English clergyman, schoolmaster, and cricketer

Frederick William Kingston (24 December 1855 – 30 January 1933) was an English clergyman, schoolmaster and cricketer who played a few first-class cricket matches for Cambridge University and amateur sides in 1878 and 1886. He was born in Oundle, Northamptonshire and died at Willington, Bedfordshire.

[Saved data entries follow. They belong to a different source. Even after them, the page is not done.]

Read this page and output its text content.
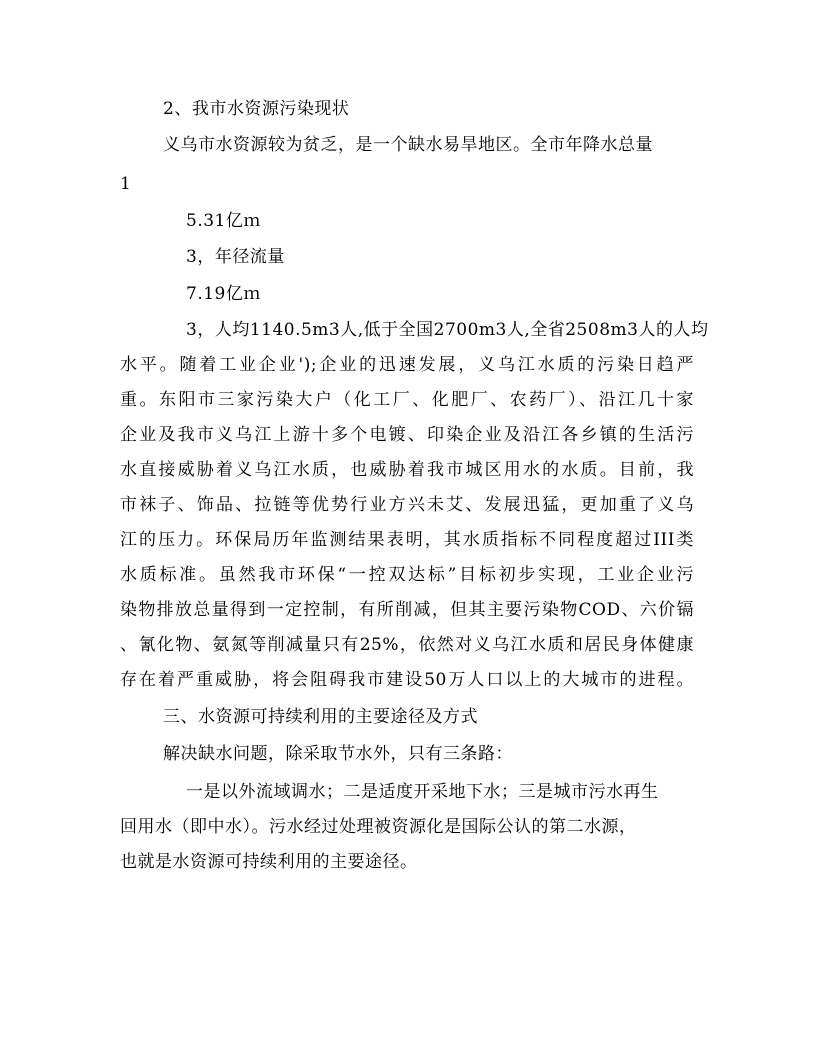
2、我市水资源污染现状
义乌市水资源较为贫乏，是一个缺水易旱地区。全市年降水总量
1
5.31亿ｍ
3，年径流量
7.19亿ｍ
3，人均1140.5m3人,低于全国2700m3人,全省2508m3人的人均
水平。随着工业企业');企业的迅速发展，义乌江水质的污染日趋严
重。东阳市三家污染大户（化工厂、化肥厂、农药厂）、沿江几十家
企业及我市义乌江上游十多个电镀、印染企业及沿江各乡镇的生活污
水直接威胁着义乌江水质，也威胁着我市城区用水的水质。目前，我
市袜子、饰品、拉链等优势行业方兴未艾、发展迅猛，更加重了义乌
江的压力。环保局历年监测结果表明，其水质指标不同程度超过III类
水质标准。虽然我市环保“一控双达标”目标初步实现，工业企业污
染物排放总量得到一定控制，有所削减，但其主要污染物COD、六价镉
、氰化物、氨氮等削减量只有25%，依然对义乌江水质和居民身体健康
存在着严重威胁，将会阻碍我市建设50万人口以上的大城市的进程。
三、水资源可持续利用的主要途径及方式
解决缺水问题，除采取节水外，只有三条路：
一是以外流域调水；二是适度开采地下水；三是城市污水再生
回用水（即中水）。污水经过处理被资源化是国际公认的第二水源，
也就是水资源可持续利用的主要途径。
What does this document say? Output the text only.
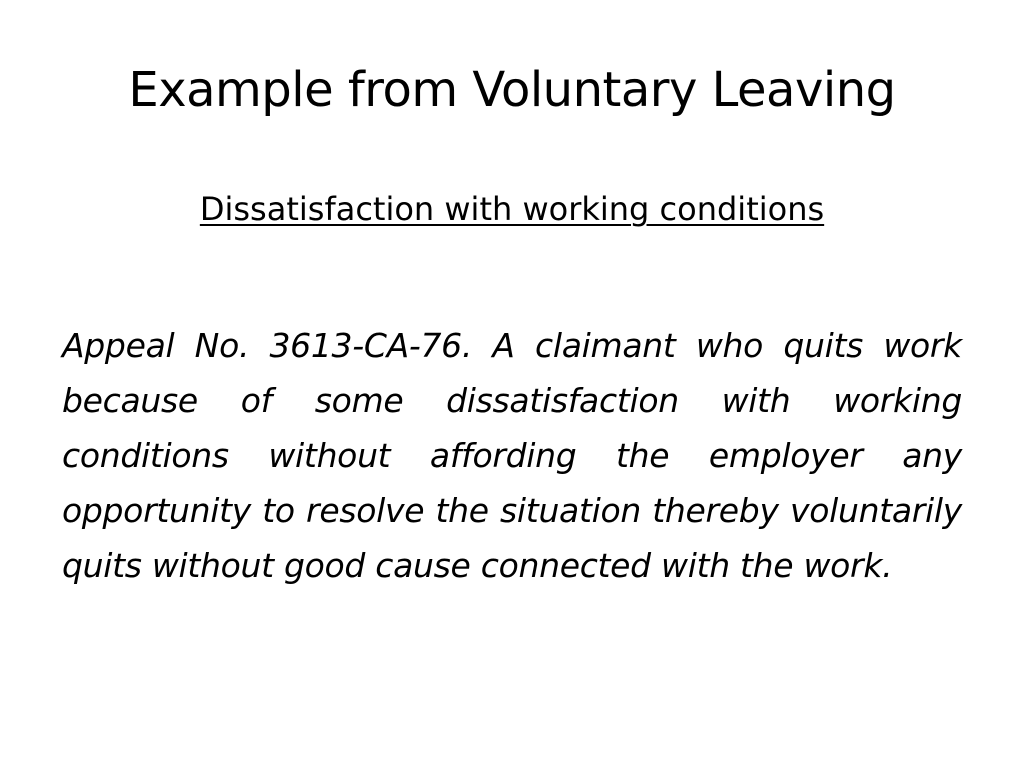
Example from Voluntary Leaving
Dissatisfaction with working conditions

Appeal No. 3613-CA-76. A claimant who quits work because of some dissatisfaction with working conditions without affording the employer any opportunity to resolve the situation thereby voluntarily quits without good cause connected with the work.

Fred Kingston was the eldest of seven brothers who played first-class cricket or other cricket just below first-class level – several of them, including Fred, played for Northamptonshire in years before and, in Hubert's case, just after the side's accession to first-class status in 1905. A right-handed batsman and wicket-keeper, Fred Kingston's first match while he was a student at Pembroke College, Cambridge, came for an England XI against the university side, and a few weeks later he played for a team calling itself "The Gentlemen of England" in a 12-a-side first-class match against Oxford University at Oxford in which he scored 61 in the middle order. He then appeared in three matches for the Cambridge University side, the final one of which was the 1878 University Match against Oxford, though he did not keep wicket in this game and batted low in the Cambridge line-up. That was the end of his first-class cricket apart from a single appearance for a "Cambridge Past and Present" side which played the Australians in 1886, when he batted at No 10 and kept wicket. He continued, however, to play lower grade cricket, mainly for Northamptonshire but also for Devon. In 1882, he captained the Northamptonshire side in their non-first-class match against the Australians.

==Career outside cricket==
Kingston was ordained as a Church of England clergyman after he graduated from Cambridge University and served from 1883 to 1886 as curate in a parish at Callington in Cornwall. In 1886, he moved back to Northamptonshire to become headmaster of Guilsborough Grammar School where he remained until 1910, at times combining his scholastic duties with curacies in local parishes. After 1910, he returned full-time to church work, and was vicar of Willington in Bedfordshire from 1913 until his death.